Cale, uşağı takip ederek Billos’un çalışma odasına girdi. Uşak kısa süre sonra ayrıldı ve Cale yalnız kaldığında pencereden dışarı baktı.
“Bu ikinci kat.”
Çalışma odası ikinci kattaydı.
Bir dakika sonra, bornoz giyen bir kişi pencereden dışarı çıktı.
– İnsan, seni takip eden kişi hala konutun girişinde!
Cale başını salladı ve Rüzgârın Sesi’ni kullanarak gizlice binayı terk etti. Tıpkı yeraltı dünyası gibi her yerde var olan bir yere yöneldi.
gecekondular.
Mahallelere doğru yürüyordu. Cale’in bornozdan sarkan saçları bembeyazdı.
* * *
Tık tık tık.
Bir kişi, yıkılacak gibi görünen bir evin kapısını çaldı.
Güneşten hiçbir ışığın düşmediği kenar mahallelerin köşesindeydi. Gecekondu halkının bile çekindiği bu binalar, yağmurdan kaçan hayvanların ya da insanların sığınma yeri işlevi görüyordu.
Bu ev o yıkık binaların etrafında bulunuyordu.
Tık tık tık.
Ancak bir süre kapıyı çalmama rağmen cevap gelmedi. Kapıyı çalan kişi biraz daha yüksek sesle vurmaya başlamadan önce derin bir iç çekti.
Bang, bang, bang!
“Aman Tanrım! Neden çekip gitmiyorsun?”
Eski kapı yavaşça açılmadan önce içeriden homurdanan birinin sesi duyuldu.
Screeech.
Açık kapıdan yorgun, orta yaşlı bir adam çıktı. Adam konuşmaya başlamadan önce hafifçe irkildi.
“… Sen kimsin?”
Kapıyı çalan adam saygıyla başını eğdi. Bu hareket, evin içindeki adamın metanetli bir ifadeyle konuşmaya başlamasına neden oldu.

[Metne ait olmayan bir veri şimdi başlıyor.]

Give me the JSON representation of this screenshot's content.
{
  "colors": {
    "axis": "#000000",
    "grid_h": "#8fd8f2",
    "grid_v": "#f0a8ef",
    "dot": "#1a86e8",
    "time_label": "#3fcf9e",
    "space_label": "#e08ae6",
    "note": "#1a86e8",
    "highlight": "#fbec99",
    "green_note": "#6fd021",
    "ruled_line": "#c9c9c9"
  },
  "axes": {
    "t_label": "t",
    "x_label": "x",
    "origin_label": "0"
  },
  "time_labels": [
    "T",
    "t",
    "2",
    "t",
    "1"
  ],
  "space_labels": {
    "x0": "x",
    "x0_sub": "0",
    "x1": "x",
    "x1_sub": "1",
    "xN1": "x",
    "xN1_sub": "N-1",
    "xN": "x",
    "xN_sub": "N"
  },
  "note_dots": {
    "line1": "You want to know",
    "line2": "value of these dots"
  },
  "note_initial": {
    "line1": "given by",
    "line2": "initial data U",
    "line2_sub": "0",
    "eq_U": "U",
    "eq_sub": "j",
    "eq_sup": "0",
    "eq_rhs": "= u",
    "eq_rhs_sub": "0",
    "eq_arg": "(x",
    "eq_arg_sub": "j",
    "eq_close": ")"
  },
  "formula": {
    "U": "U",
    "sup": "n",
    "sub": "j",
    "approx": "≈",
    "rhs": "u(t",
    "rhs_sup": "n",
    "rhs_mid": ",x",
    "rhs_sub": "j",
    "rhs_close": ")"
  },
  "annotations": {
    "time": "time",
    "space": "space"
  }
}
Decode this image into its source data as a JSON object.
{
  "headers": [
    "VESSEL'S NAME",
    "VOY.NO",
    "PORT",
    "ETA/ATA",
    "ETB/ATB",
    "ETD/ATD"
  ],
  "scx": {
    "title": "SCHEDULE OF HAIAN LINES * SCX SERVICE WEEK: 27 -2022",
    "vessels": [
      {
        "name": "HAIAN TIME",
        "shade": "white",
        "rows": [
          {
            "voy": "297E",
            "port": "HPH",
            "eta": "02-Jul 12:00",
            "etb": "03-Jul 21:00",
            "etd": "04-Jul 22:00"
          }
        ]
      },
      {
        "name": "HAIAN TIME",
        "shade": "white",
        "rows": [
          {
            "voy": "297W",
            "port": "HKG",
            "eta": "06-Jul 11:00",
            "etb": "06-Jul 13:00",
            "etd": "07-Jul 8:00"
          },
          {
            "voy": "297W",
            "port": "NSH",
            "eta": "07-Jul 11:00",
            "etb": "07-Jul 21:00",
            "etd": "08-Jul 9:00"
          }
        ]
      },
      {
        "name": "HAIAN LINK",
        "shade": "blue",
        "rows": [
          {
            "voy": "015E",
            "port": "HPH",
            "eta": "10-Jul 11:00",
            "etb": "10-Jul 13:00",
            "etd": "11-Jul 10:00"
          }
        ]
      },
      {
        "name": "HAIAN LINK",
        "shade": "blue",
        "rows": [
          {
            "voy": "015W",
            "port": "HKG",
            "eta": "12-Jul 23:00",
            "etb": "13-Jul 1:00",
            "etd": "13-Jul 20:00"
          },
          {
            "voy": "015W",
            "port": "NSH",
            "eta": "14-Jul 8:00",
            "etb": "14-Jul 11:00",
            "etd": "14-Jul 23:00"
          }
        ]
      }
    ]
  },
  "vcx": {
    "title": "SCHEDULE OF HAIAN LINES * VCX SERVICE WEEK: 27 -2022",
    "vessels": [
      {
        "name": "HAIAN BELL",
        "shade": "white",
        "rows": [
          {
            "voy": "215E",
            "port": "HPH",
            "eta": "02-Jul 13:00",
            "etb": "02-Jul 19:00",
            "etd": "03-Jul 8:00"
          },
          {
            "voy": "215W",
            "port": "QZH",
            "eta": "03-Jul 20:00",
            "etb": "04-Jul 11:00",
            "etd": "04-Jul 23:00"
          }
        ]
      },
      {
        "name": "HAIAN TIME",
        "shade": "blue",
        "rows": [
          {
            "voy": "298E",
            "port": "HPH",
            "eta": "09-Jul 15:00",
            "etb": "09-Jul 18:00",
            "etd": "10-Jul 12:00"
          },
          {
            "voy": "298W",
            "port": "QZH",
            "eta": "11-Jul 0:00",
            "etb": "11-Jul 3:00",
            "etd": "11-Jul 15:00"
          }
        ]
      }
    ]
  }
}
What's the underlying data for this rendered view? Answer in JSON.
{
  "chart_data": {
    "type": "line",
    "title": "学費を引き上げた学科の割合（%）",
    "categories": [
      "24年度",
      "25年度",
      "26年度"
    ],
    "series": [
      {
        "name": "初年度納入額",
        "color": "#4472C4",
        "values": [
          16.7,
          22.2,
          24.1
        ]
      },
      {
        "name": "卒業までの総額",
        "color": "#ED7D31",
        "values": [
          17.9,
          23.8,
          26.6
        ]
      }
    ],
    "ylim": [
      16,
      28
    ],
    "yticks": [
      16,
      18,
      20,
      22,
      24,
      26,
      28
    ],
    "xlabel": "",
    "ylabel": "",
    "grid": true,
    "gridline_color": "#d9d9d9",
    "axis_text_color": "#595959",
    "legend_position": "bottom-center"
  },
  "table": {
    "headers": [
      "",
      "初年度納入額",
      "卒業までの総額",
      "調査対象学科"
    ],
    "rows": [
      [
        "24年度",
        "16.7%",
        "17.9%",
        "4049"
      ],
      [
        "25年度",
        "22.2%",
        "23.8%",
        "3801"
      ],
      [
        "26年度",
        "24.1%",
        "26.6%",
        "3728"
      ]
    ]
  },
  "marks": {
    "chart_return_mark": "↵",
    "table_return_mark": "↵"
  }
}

“…Bir rahip-nim neden buraya kadar geldi?”
Rahip denilen adam.
Uzun beyaz saçlı adam, üzerinde sorguç olmayan beyaz bir rahip cübbesi giyiyordu.
O adam, Cale, nazikçe gülümsedi ve konuşmaya başladı. Raon zihninde konuştu.
– Etrafta kimse yok.
Cale de konuşmaya başladı.
“Çan Kulesi’ni yıkmak istediğim için geldim.”
Evdeki Simyacı’nın ifadesi hızla değişti.